Erelong there appeared a courier on horseback carrying despatches from the Elector to Torgau. "Do you bring me any letters?" asked Luther. "No!" "How are those gentlemen?" continued he, fearfully. "Well!" "This is strange," thought the Reformer. A waggon having left Coburg laden with flour (for they were almost in want of provisions at Augsburg), Luther impatiently awaited the return of the waggoner; but he returned empty. Luther then began to revolve the gloomiest thoughts in his mind, not doubting that they were concealing some misfortune from him.[546] At last another individual, Jobst Nymptzen, having arrived from Augsburg, Luther rushed anew towards him, with his usual question. "Do you bring me any letters?" He waited trembling for the reply. "No!" "And how then are those gentlemen?" "Well!" The Reformer withdrew, a prey to anger and to fear.

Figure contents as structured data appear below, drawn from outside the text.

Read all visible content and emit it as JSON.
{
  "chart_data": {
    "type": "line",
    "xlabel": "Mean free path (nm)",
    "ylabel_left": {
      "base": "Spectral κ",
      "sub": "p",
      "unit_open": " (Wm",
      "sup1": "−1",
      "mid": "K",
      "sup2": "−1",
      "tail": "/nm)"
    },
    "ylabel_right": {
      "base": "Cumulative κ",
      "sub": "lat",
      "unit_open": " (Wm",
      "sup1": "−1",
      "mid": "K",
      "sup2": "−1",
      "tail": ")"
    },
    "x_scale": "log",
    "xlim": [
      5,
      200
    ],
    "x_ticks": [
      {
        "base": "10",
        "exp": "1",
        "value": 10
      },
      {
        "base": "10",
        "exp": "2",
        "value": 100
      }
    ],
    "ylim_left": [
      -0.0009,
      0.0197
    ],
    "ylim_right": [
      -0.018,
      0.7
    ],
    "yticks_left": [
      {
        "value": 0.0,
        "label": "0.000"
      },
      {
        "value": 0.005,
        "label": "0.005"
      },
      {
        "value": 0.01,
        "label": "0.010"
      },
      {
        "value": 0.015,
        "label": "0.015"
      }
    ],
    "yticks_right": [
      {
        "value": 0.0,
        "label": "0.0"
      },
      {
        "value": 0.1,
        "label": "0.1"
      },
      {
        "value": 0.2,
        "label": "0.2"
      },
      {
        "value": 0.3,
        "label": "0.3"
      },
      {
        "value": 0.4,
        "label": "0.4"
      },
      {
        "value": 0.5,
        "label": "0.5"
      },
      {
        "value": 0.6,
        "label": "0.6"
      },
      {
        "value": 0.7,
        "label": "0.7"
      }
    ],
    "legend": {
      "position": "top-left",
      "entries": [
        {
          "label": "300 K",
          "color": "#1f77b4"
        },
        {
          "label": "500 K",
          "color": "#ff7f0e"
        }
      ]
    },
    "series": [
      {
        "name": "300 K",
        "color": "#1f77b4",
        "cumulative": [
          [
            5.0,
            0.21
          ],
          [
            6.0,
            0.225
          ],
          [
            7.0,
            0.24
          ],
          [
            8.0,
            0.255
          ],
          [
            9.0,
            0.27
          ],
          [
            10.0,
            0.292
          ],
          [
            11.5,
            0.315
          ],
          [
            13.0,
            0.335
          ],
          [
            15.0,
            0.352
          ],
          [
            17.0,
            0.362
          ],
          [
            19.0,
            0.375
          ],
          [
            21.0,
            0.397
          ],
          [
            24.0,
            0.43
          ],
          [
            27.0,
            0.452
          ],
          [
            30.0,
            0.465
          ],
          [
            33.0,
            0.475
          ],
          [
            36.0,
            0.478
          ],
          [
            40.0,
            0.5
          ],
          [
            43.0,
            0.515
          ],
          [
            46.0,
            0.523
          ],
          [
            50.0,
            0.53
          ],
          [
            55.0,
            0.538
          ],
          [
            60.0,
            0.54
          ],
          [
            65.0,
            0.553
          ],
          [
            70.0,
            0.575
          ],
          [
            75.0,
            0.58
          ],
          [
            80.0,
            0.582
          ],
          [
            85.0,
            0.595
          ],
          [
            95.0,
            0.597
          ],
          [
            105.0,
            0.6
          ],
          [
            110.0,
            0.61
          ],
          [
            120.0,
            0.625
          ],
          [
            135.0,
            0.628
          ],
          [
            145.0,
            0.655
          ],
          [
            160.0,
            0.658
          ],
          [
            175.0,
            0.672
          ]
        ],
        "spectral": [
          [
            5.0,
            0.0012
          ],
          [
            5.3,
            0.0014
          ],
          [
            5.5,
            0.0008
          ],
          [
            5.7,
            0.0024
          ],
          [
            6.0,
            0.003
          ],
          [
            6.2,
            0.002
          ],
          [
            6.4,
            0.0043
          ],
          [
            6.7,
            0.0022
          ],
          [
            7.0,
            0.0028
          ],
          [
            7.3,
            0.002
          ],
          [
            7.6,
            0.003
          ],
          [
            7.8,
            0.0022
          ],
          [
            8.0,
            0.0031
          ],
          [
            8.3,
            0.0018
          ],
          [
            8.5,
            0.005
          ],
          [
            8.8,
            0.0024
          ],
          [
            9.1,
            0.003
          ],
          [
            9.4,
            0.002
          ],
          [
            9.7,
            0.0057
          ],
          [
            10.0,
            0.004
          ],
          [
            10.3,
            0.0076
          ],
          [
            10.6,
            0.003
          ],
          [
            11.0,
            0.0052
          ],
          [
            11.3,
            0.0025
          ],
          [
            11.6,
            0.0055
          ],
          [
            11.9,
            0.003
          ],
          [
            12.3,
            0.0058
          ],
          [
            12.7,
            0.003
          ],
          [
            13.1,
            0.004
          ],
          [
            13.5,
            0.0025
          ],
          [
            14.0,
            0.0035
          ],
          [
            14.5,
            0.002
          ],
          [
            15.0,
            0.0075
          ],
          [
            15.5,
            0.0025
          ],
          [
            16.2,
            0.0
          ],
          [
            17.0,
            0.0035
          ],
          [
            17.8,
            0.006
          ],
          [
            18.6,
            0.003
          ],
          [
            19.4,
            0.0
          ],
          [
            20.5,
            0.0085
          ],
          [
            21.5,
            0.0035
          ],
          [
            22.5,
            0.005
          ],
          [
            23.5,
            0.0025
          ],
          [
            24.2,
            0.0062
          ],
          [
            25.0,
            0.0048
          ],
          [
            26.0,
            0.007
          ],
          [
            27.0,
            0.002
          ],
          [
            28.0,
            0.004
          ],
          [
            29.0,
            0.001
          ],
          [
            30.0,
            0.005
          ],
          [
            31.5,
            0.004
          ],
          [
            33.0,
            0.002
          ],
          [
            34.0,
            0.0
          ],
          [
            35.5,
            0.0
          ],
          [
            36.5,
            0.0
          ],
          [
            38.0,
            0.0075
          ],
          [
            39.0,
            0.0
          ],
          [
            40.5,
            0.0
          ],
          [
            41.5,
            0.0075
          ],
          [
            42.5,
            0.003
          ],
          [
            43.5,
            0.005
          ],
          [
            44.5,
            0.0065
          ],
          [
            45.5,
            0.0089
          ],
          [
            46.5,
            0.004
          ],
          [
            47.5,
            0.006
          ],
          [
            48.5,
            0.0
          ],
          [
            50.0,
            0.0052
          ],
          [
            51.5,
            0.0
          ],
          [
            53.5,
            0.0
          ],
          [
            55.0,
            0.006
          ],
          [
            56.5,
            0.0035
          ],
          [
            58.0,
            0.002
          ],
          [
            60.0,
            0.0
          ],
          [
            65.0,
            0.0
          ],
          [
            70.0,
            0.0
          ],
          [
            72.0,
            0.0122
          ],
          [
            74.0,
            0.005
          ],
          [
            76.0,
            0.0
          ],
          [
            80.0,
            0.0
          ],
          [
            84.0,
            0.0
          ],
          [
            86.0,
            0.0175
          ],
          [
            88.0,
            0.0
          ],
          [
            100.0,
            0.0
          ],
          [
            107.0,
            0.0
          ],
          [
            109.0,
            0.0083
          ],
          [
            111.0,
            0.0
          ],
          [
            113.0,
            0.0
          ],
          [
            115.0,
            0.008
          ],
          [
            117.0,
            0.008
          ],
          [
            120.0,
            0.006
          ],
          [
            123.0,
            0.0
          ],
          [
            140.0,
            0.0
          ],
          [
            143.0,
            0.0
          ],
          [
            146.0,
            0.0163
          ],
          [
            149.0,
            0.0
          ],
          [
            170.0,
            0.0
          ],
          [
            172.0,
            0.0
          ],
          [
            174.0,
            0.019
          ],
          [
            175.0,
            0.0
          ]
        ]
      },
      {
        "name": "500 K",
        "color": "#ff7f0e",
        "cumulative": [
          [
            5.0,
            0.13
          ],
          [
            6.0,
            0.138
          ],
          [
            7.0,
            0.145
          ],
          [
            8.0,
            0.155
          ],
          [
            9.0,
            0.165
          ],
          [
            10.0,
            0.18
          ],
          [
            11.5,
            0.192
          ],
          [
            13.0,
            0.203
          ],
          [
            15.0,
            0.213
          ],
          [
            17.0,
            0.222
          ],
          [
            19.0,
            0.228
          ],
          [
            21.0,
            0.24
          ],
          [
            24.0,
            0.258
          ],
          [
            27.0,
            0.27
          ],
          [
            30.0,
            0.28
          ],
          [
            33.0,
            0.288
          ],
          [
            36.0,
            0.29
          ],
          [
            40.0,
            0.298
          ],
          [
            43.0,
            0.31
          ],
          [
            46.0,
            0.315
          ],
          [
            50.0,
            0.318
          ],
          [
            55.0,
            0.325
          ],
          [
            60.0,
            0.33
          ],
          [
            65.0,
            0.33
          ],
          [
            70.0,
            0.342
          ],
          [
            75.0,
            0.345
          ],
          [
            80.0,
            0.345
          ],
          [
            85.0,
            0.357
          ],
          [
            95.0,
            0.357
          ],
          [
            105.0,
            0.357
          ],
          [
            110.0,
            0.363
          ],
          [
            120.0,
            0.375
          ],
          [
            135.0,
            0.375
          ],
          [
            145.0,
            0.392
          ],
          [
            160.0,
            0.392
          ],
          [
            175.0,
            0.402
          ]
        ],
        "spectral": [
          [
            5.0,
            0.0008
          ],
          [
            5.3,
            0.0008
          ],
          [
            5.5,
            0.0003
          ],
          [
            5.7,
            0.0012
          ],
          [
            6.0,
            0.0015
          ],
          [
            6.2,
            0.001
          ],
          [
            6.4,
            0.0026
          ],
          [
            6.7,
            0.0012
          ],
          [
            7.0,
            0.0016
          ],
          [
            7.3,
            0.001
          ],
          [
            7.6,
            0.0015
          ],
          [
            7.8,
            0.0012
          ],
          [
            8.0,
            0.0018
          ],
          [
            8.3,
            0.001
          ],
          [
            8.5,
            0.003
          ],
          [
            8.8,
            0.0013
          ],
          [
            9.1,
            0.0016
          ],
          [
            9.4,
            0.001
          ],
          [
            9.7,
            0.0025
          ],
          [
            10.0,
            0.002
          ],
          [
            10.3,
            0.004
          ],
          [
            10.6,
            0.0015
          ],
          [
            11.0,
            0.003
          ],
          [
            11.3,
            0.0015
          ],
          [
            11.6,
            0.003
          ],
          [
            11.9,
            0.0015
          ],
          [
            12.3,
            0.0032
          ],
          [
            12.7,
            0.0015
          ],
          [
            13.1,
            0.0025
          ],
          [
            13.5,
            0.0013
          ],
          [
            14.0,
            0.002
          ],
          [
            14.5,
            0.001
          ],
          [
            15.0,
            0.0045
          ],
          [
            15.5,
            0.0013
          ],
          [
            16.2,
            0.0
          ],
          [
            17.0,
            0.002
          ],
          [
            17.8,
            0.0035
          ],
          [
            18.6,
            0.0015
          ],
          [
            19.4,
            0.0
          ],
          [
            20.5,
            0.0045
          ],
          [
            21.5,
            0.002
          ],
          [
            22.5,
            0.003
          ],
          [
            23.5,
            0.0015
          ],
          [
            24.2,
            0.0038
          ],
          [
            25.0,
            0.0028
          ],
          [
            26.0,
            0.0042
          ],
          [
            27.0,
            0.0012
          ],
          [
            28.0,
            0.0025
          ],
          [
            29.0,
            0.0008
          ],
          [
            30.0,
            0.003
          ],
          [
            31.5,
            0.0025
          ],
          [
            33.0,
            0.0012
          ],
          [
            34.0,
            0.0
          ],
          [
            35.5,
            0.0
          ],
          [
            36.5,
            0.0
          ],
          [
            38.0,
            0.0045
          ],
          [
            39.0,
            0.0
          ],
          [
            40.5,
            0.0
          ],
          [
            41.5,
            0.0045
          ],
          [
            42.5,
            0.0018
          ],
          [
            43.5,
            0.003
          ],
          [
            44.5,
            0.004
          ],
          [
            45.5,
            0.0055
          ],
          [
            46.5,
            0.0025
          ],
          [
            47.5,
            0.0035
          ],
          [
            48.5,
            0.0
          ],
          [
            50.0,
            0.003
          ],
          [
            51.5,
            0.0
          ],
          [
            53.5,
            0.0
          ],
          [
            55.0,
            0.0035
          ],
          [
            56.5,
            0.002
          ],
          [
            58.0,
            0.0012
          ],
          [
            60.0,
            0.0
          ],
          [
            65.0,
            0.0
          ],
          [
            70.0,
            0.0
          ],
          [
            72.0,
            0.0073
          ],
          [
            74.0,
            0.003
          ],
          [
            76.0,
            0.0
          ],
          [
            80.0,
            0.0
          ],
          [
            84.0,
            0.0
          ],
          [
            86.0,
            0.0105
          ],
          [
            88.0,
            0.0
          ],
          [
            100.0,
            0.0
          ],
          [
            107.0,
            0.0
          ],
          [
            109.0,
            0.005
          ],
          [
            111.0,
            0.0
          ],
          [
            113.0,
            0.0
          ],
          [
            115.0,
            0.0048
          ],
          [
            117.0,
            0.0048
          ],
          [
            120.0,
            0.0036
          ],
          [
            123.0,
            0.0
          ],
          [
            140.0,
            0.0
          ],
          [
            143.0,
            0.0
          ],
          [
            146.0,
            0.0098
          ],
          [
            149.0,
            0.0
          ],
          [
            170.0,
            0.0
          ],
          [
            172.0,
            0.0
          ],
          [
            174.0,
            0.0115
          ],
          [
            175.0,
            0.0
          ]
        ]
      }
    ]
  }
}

Then Luther opened his Bible, and to console himself for the silence of men, he conversed with God. There were some passages of Scripture in particular that he read continually. We point them out below.[547] He did more; he wrote with his own hand many declarations of Scripture over the doors and windows, and on the walls of the castle. In one place were these words from the 118th Psalm: I shall not die, but live, and declare the works of the Lord. In another, those of the 12th chapter of Proverbs: The way of the wicked seduceth them; and over his bed, these words from the 4th Psalm: I will both lay me down in peace and sleep; for thou, O Lord, only makest me dwell in safety. Never perhaps did man so environ himself with the promises of the Lord, or so dwell in the atmosphere of his Word and live by his breath, as Luther at Coburg.

LUTHER TO MELANCTHON.

At length letters came. "If the times in which we live were not opposed to it, I should have imagined some revenge," wrote Luther to Jonas; "but prayer checked my anger, and anger checked my prayer.[548] I am delighted at that tranquil mind which God gives our prince. As for Melancthon, it is his philosophy that tortures him, and nothing else. For our cause is in the very hands of Him who can say with unutterable pride: No one shall pluck it out of my hands. I would not have it in our hands, and it would not be desirable that it were so.[549] I have had many things in my hands, and I have lost them all; but whatever I have been able to place in God's, I still possess."

On learning that Melancthon's anguish still continued, Luther wrote to him: and these are words that should be preserved. "Grace and peace in Christ! in Christ, I say, and not in the world, Amen. I hate with exceeding hatred those extreme cares which consume you. If the cause is unjust, abandon it; if the cause is just, why should we belie the promises of Him who commands us to sleep without fear? Can the devil do more than kill us? Christ will not be wanting to the work of justice and of truth. He lives; he reigns; what fear, then, can we have? God is powerful to upraise his cause if it is overthrown, to make it proceed if it remains motionless, and if we are not worthy of it, he will do it by others.

"I have received your Apology,[550] and I cannot understand what you mean, when you ask what we must concede to the Papists. We have already conceded too much. Night and day I meditate on this affair, turning it over and over, perusing all Scripture, and the certainty of the truth of our doctrine continually increases in my mind. With the help of God, I will not permit a single letter of all that we have said to be torn from us.

THE PALATINE CHAPEL.

"The issue of this affair torments you, because you cannot understand it. But if you could, I would not have the least share in it. God has put it in a 'common place,' that you will not find either in your rhetoric or in your philosophy: that place is called Faith.[551] It is that in which subsist all things that we can neither understand nor see. Whoever wishes to touch them, as you do, will have tears for his sole reward.

"If Christ is not with us, where is he in the whole universe? If we are not the Church, where, I pray, is the Church? Is it the Dukes of Bavaria, is it Ferdinand, is it the Pope, is it the Turk, who is the Church? If we have not the Word of God, who is it that possesses it?

"Only we must have faith, lest the cause of faith should be found to be without faith.[552]